Multi-cluster writes to Delta Lake Storage in S3
While Delta Lake has supported concurrent reads from multiple clusters since its inception, there were limitations for multi-cluster writes specifically to Amazon S3. Note, this was not a limitation for Azure ADLSgen2 nor Google GCS, as S3 currently lacks "put-If-Absent" consistency guarantees. Thus, to guarantee ACID transactions on S3, one would need to have concurrent writes originating from the same Apache Spark™ driver. This was one of the most requested issues by the community and we are excited to announce that Delta Lake 1.2 (release notes, blog) now supports writing data from multiple clusters to S3 while maintaining the transactionality of the writes.
S3 Multi-Cluster Writes
As noted earlier, Delta Lake did not have multi-cluster S3 writes until now due to S3 not supporting the “put-if-absent” consistency guarantee. Without this guarantee, Delta Lake is unable to achieve mutual exclusion during cross-cluster writes, as there would be no way to ensure that only one writer is creating or renaming a given file at a time. Let’s dive into why this is crucial for Delta Lake ACID transaction guarantees and how we have overcome it in Delta Lake 1.2.

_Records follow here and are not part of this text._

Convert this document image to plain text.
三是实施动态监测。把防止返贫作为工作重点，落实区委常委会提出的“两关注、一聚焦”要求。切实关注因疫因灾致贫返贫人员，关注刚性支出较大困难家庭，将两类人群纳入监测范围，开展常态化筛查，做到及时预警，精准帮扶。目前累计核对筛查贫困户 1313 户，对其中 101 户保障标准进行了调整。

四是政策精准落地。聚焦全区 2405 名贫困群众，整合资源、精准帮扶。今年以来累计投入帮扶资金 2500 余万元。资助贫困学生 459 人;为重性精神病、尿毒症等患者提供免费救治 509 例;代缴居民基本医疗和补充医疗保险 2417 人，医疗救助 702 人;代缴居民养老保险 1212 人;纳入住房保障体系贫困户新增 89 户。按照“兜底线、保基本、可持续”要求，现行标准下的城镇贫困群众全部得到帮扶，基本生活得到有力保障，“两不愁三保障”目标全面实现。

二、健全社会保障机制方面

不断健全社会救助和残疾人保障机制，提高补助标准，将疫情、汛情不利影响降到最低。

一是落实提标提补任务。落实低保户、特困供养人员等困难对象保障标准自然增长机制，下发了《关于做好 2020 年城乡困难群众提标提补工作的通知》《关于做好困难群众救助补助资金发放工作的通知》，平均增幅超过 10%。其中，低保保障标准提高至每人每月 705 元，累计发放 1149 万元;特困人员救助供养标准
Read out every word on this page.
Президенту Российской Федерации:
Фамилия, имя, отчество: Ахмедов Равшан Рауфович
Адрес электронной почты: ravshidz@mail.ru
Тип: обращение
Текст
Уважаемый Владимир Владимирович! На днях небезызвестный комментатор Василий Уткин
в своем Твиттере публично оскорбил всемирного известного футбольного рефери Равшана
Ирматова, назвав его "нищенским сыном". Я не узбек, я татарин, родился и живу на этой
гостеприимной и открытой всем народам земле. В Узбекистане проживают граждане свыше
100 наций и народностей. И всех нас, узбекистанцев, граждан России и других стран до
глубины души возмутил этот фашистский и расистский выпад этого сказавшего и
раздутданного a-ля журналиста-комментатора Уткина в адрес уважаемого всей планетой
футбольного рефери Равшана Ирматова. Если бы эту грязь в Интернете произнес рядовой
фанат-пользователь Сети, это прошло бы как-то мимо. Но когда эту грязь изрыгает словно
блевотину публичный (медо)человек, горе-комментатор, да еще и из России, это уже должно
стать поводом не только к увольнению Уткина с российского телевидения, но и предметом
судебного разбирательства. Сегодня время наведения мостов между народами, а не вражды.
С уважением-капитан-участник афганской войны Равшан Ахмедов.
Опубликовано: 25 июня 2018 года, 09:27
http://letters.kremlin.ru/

Delta Lake manages atomicity for transactions by committing to a transaction log which creates a new log file only if it is not already present in the S3 storage system. However, S3 does not provide a way to atomically check if the file is present before writing it, which potentially causes concurrent writers to commit the same version of the file multiple times, thus overwriting previous changes in the file. This can cause data loss. With the new S3DynamoDBLogStore LogStore API, Delta Lake can now allow all writers across multiple clusters and/or Spark drivers to concurrently write to Delta Lake S3 while ensuring that only one writer succeeds with each transaction. This maintains atomicity and prevents file contents from ever being overwritten.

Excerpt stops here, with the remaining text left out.